In the News: steering a neighbourhood plan to referendum

Written by: Jez Abbott
Published on: 23 Jul 2014

Winslow, BucksA housebuilder this week failed in its legal bid to block a neighbourhood plan referendum taking place in the Buckinghamshire town of Winslow.

Gladman Developments was refused permission by the High Court for an injunction to prevent a vote on the town's neighbourhood plan.

The plan allocates five sites for 455 new homes up to 2031, more than five hectares of employment land and educational and community facilities.

Gladman is involved in two outstanding planning appeals on land included in the Winslow neighbourhood plan area but outside the sites allocated in the document.

The firm is also seeking permission for a judicial review to overturn Aylesbury Vale District Council’s decision to allow the plan to proceed to referendum.

Neil Homer is planning director of economic development consultancy rCOH, which helped draw up the neighbourhood plan. 

Q What has been your personal involvement in this?

A I had two main roles: first was to author most of the documentation – the plan, basic conditions' statement and the SEA report. This involved translating lay-person speak into planning speak. The second was to advise the town council on what they could do with the plan and what they couldn't.

Q What have been the most important bits of work that you have had to do on this?

A There's no up-to-date local plan so one of the most important aspects was positioning the neighbourhood plan to be seen to be positive about development but also acceptable to the local community. It requires striking a balance between often competing objectives and goes to the heart of good old fashioned town and country planning.

Q What have been the biggest challenges that this has presented to you, and how did you deal with them? 
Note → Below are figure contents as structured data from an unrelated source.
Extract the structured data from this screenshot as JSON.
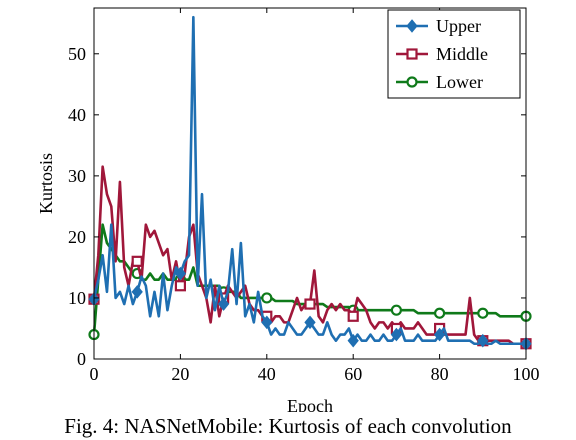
{
  "caption": "Fig. 4: NASNetMobile: Kurtosis of each convolution",
  "chart_data": {
    "type": "line",
    "xlabel": "Epoch",
    "ylabel": "Kurtosis",
    "xlim": [
      0,
      100
    ],
    "ylim": [
      0,
      57.5
    ],
    "xticks": [
      0,
      20,
      40,
      60,
      80,
      100
    ],
    "yticks": [
      0,
      10,
      20,
      30,
      40,
      50
    ],
    "grid": false,
    "legend": "top-right",
    "x": [
      0,
      1,
      2,
      3,
      4,
      5,
      6,
      7,
      8,
      9,
      10,
      11,
      12,
      13,
      14,
      15,
      16,
      17,
      18,
      19,
      20,
      21,
      22,
      23,
      24,
      25,
      26,
      27,
      28,
      29,
      30,
      31,
      32,
      33,
      34,
      35,
      36,
      37,
      38,
      39,
      40,
      41,
      42,
      43,
      44,
      45,
      46,
      47,
      48,
      49,
      50,
      51,
      52,
      53,
      54,
      55,
      56,
      57,
      58,
      59,
      60,
      61,
      62,
      63,
      64,
      65,
      66,
      67,
      68,
      69,
      70,
      71,
      72,
      73,
      74,
      75,
      76,
      77,
      78,
      79,
      80,
      81,
      82,
      83,
      84,
      85,
      86,
      87,
      88,
      89,
      90,
      91,
      92,
      93,
      94,
      95,
      96,
      97,
      98,
      99,
      100
    ],
    "series": [
      {
        "name": "Upper",
        "color": "#1f6fb2",
        "marker": "diamond",
        "marker_every": 10,
        "values": [
          9.8,
          13,
          17,
          11,
          22,
          10,
          11,
          9,
          12,
          9,
          11,
          13.5,
          12,
          7,
          11,
          7,
          14,
          8,
          12,
          15,
          14,
          16,
          17,
          56,
          12,
          27,
          10,
          13,
          8,
          12,
          9,
          11,
          18,
          9,
          19,
          7,
          9,
          6,
          11,
          7,
          6,
          4,
          5,
          4,
          4,
          6,
          5,
          4,
          4,
          5,
          6,
          5,
          4,
          4,
          6,
          4,
          3,
          4,
          4,
          5,
          3,
          4,
          3,
          3,
          4,
          3,
          3,
          4,
          3,
          3,
          4,
          5,
          3,
          3,
          3,
          4,
          3,
          3,
          3,
          3,
          4,
          5,
          3,
          3,
          3,
          3,
          3,
          3,
          2.5,
          2.5,
          3,
          2.5,
          2.5,
          3,
          2.5,
          2.5,
          2.5,
          2.5,
          2.5,
          2.5,
          2.5
        ]
      },
      {
        "name": "Middle",
        "color": "#a0173a",
        "marker": "square",
        "marker_every": 10,
        "values": [
          9.8,
          17,
          31.5,
          27,
          25,
          16,
          29,
          15,
          12,
          16,
          16,
          13,
          22,
          20,
          21,
          19,
          17,
          18,
          13,
          16,
          12,
          14,
          20,
          22,
          14,
          12,
          10,
          6,
          12,
          7,
          10,
          12,
          11,
          10,
          11,
          12,
          9,
          8,
          8,
          7,
          7,
          6,
          7,
          7,
          6,
          6,
          8,
          10,
          8,
          9,
          9,
          14.5,
          7,
          6,
          8,
          9,
          8,
          9,
          8,
          8,
          7,
          10,
          9,
          8,
          6,
          5,
          6,
          6,
          5,
          6,
          5,
          6,
          5,
          5,
          5,
          6,
          5,
          4,
          4,
          4,
          5,
          4,
          4,
          4,
          4,
          4,
          4,
          10,
          4,
          3,
          3,
          3,
          3,
          3,
          3,
          3,
          3,
          2.5,
          2.5,
          2.5,
          2.5
        ]
      },
      {
        "name": "Lower",
        "color": "#0f7a1a",
        "marker": "circle",
        "marker_every": 10,
        "values": [
          4,
          13,
          22,
          19,
          18,
          17,
          16,
          16,
          15,
          14,
          14,
          13,
          13,
          14,
          13,
          13,
          14,
          13,
          13,
          13,
          13,
          13,
          13,
          15,
          12,
          12,
          12,
          12,
          12,
          12,
          11,
          11,
          11,
          11,
          10,
          10,
          10,
          10,
          10,
          10,
          10,
          10,
          9.5,
          9.5,
          9.5,
          9.5,
          9.5,
          9,
          9,
          9,
          9,
          9,
          9,
          9,
          8.5,
          8.5,
          8.5,
          8.5,
          8.5,
          8.5,
          8,
          8,
          8,
          8,
          8,
          8,
          8,
          8,
          8,
          8,
          8,
          8,
          8,
          8,
          8,
          7.5,
          7.5,
          7.5,
          7.5,
          7.5,
          7.5,
          7.5,
          7.5,
          7.5,
          7.5,
          7.5,
          7.5,
          7.5,
          7.5,
          7.5,
          7.5,
          7.5,
          7.5,
          7.5,
          7,
          7,
          7,
          7,
          7,
          7,
          7
        ]
      }
    ]
  }
}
A The biggest challenge was gaining a common understanding between local communities and planning authorities of the implications of having to win a referendum. This shapes the entire process and makes them very different to local plans. We tried to overcome this by encouraging the client to understand what their local communities were saying about site preferences, for example, and by reminding the planning authority to be proportionate in evidence gathering and reporting.